Attendees: All who have an interest in the subject matter (specifically or generally) are welcome to attend.

Host Organiser: A volunteer host is appointed for each MMF. This host, supported whenever required by the Steering Group, will be responsible for compiling the programme for the day, advertising it to the MMF membership and promoting it to the appropriate market places. Hosts are appointed by the Steering Group. Detailed ‘Guidelines for MMF Hosts’ are provided by the Steering Group. If you wish to discuss hosting an MMF, please send an email to the Steering Group.

Presentations: A number (typically 12-15) of 15-20 minute presentations will normally form the bulk of the day’s proceedings. As noted above, it is the host’s responsibility to invite, select and schedule the speakers with the target being to provide a programme offering a balance between scientific research, instrumentation, survey projects, etc. It is preferred that overtly sales based presentations are avoided. The success of the MMF series is founded on the varied range of presentations and that, in turn, is a reflection of the volunteer speakers. The host will monitor the market place for new developments, projects etc to encourage speakers with novel tales to tell. Some hosts like to ‘theme’ either the whole event or individual sessions. Traditionally, the final programme is announced at least 2 weeks before the event date. A report on the day’s proceedings will subsequently be incorporated within this website and distributed via our normal media outlets.
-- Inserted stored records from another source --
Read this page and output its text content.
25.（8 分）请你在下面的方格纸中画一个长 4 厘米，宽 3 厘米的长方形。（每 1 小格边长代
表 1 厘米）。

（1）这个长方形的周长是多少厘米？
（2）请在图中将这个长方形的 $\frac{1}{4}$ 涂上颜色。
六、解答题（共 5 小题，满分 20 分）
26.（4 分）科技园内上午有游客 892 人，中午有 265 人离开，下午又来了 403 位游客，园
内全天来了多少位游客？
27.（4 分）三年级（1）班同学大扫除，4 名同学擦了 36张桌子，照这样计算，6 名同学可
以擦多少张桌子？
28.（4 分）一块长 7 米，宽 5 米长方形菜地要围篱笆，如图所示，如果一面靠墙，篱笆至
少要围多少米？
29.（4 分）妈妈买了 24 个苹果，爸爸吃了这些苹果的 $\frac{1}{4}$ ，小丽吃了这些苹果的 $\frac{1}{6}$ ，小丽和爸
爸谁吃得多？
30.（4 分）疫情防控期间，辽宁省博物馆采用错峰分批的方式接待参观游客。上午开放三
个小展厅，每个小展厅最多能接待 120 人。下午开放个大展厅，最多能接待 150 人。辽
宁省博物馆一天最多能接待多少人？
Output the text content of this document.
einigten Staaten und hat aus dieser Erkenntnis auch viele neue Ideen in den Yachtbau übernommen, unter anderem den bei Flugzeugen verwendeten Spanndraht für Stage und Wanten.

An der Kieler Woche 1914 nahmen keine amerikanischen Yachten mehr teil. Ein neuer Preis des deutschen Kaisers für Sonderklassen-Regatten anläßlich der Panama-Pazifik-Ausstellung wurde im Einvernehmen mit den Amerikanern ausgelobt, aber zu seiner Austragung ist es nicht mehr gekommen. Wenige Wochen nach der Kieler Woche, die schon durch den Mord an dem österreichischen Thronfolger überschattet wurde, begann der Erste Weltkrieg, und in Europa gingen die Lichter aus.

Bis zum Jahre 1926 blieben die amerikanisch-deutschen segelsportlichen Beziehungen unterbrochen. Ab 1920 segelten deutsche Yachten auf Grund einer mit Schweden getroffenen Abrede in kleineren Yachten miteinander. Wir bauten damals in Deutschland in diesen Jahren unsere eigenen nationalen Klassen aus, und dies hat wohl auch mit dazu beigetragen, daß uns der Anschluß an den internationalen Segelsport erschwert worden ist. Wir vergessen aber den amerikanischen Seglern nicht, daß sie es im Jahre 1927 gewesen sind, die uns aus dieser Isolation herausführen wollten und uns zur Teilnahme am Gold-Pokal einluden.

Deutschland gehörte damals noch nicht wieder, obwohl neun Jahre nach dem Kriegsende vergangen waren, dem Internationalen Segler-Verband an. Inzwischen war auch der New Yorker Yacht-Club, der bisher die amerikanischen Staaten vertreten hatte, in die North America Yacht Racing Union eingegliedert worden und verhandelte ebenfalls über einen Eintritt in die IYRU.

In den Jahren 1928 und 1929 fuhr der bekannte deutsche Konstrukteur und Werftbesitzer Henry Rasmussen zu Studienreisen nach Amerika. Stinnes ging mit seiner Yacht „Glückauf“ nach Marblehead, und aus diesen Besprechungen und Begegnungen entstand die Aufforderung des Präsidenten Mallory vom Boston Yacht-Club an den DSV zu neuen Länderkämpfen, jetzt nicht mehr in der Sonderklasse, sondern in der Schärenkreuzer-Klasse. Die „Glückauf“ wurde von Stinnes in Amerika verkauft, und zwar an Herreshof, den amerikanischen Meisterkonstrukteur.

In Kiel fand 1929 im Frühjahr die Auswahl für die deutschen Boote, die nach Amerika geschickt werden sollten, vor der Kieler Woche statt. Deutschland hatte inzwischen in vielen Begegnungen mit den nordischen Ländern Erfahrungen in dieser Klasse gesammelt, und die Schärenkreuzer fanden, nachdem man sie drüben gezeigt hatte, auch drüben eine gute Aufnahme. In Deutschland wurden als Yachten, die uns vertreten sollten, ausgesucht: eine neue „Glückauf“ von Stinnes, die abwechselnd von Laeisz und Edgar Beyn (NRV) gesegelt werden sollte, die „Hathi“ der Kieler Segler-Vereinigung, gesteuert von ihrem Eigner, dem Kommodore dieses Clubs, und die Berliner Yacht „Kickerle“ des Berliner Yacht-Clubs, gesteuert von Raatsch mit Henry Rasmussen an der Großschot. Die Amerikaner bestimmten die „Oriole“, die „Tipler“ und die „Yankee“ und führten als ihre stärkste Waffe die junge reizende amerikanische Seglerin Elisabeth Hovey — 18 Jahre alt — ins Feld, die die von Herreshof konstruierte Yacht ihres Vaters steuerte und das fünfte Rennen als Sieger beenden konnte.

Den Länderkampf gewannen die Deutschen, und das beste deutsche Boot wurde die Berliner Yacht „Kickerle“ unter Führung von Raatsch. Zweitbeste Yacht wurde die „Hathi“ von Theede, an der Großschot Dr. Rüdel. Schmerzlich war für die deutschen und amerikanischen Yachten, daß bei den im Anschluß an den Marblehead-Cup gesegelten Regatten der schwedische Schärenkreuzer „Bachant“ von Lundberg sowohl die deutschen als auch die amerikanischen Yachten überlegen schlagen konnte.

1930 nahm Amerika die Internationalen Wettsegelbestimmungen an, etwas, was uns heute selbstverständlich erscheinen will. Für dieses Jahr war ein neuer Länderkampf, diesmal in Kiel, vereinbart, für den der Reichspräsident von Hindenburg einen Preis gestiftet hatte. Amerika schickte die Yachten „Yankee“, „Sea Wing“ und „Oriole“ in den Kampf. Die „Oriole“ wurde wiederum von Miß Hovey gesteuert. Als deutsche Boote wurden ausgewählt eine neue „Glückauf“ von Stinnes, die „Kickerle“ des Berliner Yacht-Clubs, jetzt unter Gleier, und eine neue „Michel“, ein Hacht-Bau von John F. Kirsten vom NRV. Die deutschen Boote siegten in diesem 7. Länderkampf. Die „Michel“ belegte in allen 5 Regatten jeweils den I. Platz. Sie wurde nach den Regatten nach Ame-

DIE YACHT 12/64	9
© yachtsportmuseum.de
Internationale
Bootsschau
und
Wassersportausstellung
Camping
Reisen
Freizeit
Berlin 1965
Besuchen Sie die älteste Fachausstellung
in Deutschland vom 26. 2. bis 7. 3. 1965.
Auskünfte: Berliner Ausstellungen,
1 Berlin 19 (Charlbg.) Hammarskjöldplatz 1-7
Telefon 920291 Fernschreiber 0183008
Venue: The choice of venue lies with the host but is normally selected to be easily accessible to the majority of the attendees. A typical venue will be capable of accommodating between 50 – 100 attendees, offer ample parking, incorporate all normal audio/visual presentation facilities and be capable of providing refreshments, inc lunch.

Cost: The MMF is a non-profit making series. The target attendee price is £40-50 which normally includes the provision of light refreshments. The attendee charge is set by the Host who is responsible for all financial transactions relating to the event.

Web site: This MMF site (www.mmf-uk.org) hosts general and specific information regarding the MMF series. When known it will also provide a link to the web site of the next MMF host.

Announcements: Email is the core medium for circulating information about the MMF and a mailing list is maintained and used to distribute information regarding each event. Additions to the list can be made via the website. Regular MMF information is also distributed via International Ocean Systems journal and the electronic newsletters OceanBuzz, Challenger Wave and the e-Bulletin issued by the Hydrographic Society UK.

Future Marine Measurement Forum Events

The MMF Steering Group welcomes enquiries regarding the hosting of future MMFs. Presently we have hosts booked for events MMF64 through to MMF66 as scheduled below:

MMF64: Hydrographic Society UK/Plymouth MTE, TBC
MMF65: ecoSUB
MMF66: RS Aqua

This schedule will be updated with date, venue, registration and host contact information at regular intervals.

Farewell Astrid

MMF Steering Group bids fond farewell to Astrid Powell

Astrid Powell

At the 59th Marine Measurement Forum (MMF), attendees witnessed the retirement of longstanding Steering Group member Astrid Powell who was presented with a bouquet of flowers to mark the occasion. Astrid was one of the four founder members of the MMF Steering Group which was formed in 2005 to oversee and guide the fortunes of the series. Having retired recently from her role as publisher at Underwater World Publications Ltd (publications include International Ocean Systems and Underwater Contractor international), Astrid felt that the time was right for her to make way for new blood within the Steering Group.

The MMF Steering Group is delighted to announce that Astrid’s place has been taken by Helen Atkinson who is quaintly described as Operations and Publications Manager at The Hydrographic Society UK but is known and respected by members and non-members alike as the person who makes sure all the Society’s many activities run smoothly.

The other Steering Group members, Andy Smerdon, Aidan Thorn and Roger Scrivens, wish Astrid a well-earned, happy retirement and offer a hearty welcome to Helen.